INVESTIGATING 2D AND 3D CONVOLUTIONS FOR MULTITEMPORAL LAND COVER CLASSIFICATION USING REMOTE SENSING IMAGES
Keywords: land cover classification, remote sensing, FCN, multi-temporal images, 3D-CNN
Abstract. With the availability of large amounts of satellite image time series (SITS), the identification of different materials of the Earth’s surface is possible with a high temporal resolution. One of the basic tasks is the pixel-wise classification of land cover, i.e. the task of identifying the physical material of the Earth’s surface in an image. Fully convolutional neural networks (FCN) are successfully used for this task. In this paper, we investigate different FCN variants, using different methods for the computation of spatial, spectral, and temporal features. We investigate the impact of 3D convolutions in the spatial-temporal as well as in the spatial-spectral dimensions in comparison to 2D convolutions in the spatial dimensions only. Additionally, we introduce a new method to generate multitemporal input patches by using time intervals instead of fixed acquisition dates. We then choose the image that is closest in time to the middle of the corresponding time interval, which makes our approach more flexible with respect to the requirements for the acquisition of new data.
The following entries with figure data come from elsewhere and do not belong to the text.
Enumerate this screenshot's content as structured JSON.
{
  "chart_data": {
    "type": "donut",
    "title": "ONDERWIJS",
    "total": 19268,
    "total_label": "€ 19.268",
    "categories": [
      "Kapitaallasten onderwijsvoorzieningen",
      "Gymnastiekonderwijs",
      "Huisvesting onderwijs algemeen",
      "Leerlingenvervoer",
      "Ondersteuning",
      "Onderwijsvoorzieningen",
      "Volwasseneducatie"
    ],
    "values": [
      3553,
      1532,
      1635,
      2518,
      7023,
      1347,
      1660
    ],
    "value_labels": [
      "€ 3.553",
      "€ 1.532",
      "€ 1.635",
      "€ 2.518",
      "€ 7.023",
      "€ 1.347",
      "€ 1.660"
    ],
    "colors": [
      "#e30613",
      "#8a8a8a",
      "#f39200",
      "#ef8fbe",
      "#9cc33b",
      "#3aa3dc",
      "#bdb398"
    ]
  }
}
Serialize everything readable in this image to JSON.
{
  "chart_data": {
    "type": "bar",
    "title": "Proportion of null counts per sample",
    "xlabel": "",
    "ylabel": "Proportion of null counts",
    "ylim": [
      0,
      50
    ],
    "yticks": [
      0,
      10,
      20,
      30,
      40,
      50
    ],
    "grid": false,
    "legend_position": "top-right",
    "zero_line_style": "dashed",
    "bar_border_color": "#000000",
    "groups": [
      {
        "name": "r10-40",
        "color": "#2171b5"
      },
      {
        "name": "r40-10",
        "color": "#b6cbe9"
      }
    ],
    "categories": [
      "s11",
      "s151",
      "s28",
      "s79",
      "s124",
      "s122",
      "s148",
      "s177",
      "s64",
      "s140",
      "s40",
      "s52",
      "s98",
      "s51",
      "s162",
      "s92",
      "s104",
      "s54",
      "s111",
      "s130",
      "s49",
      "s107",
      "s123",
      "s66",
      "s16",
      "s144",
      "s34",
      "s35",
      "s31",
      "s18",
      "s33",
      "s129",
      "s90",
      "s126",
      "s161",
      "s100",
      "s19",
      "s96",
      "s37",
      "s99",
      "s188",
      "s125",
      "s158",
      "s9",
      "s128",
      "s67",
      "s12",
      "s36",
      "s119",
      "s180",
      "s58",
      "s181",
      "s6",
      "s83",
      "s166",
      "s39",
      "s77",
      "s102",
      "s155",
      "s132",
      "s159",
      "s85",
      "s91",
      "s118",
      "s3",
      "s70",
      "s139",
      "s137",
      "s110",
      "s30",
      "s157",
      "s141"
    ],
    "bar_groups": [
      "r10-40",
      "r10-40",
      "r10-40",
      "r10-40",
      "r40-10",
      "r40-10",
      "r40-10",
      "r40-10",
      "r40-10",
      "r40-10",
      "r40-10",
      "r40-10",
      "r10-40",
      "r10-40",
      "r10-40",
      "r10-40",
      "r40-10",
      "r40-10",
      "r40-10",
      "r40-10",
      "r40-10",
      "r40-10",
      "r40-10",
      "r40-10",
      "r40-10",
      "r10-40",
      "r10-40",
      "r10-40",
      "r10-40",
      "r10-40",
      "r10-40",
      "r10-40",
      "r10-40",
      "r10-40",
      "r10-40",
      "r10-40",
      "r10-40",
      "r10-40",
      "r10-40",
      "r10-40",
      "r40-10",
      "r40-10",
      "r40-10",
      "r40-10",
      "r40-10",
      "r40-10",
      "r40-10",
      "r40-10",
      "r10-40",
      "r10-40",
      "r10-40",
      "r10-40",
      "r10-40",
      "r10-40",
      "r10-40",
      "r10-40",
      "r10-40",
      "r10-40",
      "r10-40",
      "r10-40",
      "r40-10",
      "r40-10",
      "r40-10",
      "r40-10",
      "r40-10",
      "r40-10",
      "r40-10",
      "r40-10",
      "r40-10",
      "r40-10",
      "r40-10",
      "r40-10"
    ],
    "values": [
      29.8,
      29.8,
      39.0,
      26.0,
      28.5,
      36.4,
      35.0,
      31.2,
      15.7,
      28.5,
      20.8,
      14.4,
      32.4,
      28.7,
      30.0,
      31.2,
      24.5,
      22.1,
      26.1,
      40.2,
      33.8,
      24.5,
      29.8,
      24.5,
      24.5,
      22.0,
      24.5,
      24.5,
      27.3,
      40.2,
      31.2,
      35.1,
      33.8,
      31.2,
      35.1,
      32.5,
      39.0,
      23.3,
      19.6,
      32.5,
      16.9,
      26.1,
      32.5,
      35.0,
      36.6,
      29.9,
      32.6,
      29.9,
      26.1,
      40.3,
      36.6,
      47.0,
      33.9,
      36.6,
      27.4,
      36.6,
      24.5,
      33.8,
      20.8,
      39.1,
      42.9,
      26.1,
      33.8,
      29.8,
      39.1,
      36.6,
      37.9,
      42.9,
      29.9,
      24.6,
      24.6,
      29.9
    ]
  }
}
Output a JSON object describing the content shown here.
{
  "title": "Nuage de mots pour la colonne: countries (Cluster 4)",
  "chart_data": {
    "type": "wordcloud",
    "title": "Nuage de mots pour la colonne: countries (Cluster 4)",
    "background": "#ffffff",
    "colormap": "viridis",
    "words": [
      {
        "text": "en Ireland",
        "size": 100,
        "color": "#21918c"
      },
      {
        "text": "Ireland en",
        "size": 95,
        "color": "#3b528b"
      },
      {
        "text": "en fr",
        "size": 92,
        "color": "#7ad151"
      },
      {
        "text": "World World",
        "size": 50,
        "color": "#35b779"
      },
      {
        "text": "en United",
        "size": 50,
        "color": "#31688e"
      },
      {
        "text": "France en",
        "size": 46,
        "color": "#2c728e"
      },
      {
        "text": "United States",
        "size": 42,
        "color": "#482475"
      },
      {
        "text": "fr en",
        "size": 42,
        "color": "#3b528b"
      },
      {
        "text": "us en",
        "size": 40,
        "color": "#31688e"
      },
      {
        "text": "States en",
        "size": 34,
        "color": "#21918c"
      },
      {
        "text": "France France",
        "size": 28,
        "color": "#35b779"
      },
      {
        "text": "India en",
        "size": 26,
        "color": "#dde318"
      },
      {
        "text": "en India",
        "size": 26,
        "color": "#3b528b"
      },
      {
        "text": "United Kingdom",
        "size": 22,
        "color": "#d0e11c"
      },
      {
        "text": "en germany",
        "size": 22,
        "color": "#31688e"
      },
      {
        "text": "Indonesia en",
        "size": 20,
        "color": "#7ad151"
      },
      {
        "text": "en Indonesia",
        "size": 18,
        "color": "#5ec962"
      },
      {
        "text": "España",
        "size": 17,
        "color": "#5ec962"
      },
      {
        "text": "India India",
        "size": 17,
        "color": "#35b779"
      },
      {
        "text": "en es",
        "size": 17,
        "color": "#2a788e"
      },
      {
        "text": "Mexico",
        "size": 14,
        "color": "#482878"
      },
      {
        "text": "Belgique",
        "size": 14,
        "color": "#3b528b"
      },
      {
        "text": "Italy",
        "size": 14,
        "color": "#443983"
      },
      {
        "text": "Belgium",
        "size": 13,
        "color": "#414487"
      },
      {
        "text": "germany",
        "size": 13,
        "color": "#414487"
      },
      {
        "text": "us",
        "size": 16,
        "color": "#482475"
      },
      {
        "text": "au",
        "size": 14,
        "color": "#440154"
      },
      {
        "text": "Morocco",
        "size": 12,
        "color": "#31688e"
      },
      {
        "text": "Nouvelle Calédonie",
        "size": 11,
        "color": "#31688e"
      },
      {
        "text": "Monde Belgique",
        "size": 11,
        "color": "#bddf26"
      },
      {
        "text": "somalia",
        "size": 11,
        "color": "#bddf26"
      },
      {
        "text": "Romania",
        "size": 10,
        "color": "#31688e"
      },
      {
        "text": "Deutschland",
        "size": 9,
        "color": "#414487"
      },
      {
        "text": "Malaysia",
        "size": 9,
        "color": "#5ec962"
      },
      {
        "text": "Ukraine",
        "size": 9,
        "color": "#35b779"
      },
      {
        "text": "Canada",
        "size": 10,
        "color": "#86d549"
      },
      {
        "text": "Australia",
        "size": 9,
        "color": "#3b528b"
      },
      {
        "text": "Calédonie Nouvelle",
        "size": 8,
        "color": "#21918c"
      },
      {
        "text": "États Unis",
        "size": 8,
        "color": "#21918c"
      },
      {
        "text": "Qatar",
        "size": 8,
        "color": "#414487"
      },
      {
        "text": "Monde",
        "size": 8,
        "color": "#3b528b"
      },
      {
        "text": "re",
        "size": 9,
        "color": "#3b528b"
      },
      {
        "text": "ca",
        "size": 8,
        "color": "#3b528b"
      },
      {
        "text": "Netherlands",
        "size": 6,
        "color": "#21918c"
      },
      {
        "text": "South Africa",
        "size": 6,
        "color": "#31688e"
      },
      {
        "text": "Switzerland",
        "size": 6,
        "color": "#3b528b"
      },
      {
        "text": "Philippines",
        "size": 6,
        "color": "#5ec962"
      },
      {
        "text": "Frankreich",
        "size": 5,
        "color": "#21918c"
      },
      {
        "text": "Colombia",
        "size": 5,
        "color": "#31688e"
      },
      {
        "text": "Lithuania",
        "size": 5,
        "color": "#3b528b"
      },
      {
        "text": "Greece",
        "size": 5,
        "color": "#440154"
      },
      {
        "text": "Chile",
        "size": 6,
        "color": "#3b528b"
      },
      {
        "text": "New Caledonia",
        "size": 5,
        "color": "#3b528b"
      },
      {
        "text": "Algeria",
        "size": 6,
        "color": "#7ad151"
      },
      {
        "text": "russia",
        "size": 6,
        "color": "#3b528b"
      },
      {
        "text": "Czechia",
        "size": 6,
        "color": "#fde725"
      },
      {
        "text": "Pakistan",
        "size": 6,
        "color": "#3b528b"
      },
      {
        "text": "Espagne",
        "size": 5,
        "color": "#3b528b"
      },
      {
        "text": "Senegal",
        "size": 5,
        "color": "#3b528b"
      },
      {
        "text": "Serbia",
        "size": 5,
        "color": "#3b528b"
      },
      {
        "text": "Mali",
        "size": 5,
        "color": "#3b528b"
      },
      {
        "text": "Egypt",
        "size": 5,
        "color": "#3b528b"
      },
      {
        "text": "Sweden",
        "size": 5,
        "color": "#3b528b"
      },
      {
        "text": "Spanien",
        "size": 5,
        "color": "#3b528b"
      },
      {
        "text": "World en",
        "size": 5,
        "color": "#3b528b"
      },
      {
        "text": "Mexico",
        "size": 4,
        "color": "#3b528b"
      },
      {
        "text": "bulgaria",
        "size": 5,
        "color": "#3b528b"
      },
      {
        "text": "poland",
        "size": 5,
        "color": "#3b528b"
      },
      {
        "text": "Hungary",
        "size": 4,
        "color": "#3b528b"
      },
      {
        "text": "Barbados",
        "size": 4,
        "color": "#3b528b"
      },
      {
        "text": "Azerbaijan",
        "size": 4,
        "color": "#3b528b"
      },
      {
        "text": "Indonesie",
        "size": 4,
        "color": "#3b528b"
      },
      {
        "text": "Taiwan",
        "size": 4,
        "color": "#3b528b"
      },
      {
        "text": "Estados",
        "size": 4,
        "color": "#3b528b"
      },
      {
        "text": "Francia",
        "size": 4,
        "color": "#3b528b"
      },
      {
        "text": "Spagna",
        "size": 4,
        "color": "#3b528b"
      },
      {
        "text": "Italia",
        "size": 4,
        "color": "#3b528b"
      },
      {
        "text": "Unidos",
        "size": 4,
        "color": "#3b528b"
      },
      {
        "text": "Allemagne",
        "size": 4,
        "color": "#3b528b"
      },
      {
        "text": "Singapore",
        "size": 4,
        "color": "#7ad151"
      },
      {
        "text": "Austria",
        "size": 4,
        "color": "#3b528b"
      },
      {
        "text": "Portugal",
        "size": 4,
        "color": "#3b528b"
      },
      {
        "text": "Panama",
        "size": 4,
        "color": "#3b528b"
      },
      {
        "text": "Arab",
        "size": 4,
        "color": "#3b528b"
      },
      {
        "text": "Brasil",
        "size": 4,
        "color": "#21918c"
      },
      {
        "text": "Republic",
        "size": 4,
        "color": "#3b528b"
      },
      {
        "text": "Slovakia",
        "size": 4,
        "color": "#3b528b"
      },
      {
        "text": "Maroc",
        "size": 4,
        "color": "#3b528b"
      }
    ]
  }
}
Using these multi-temporal input patches, generated from Sentinel-2 images, we improve the classification of land cover by 4% in the mean F1-score and 1.3% in the overall accuracy compared to a classification using mono-temporal input patches. Furthermore, the usage of 3D convolutions instead of 2D convolutions improves the classification performance by a small amount of 0.4% in the mean F1-score and 1.2% in the overall accuracy.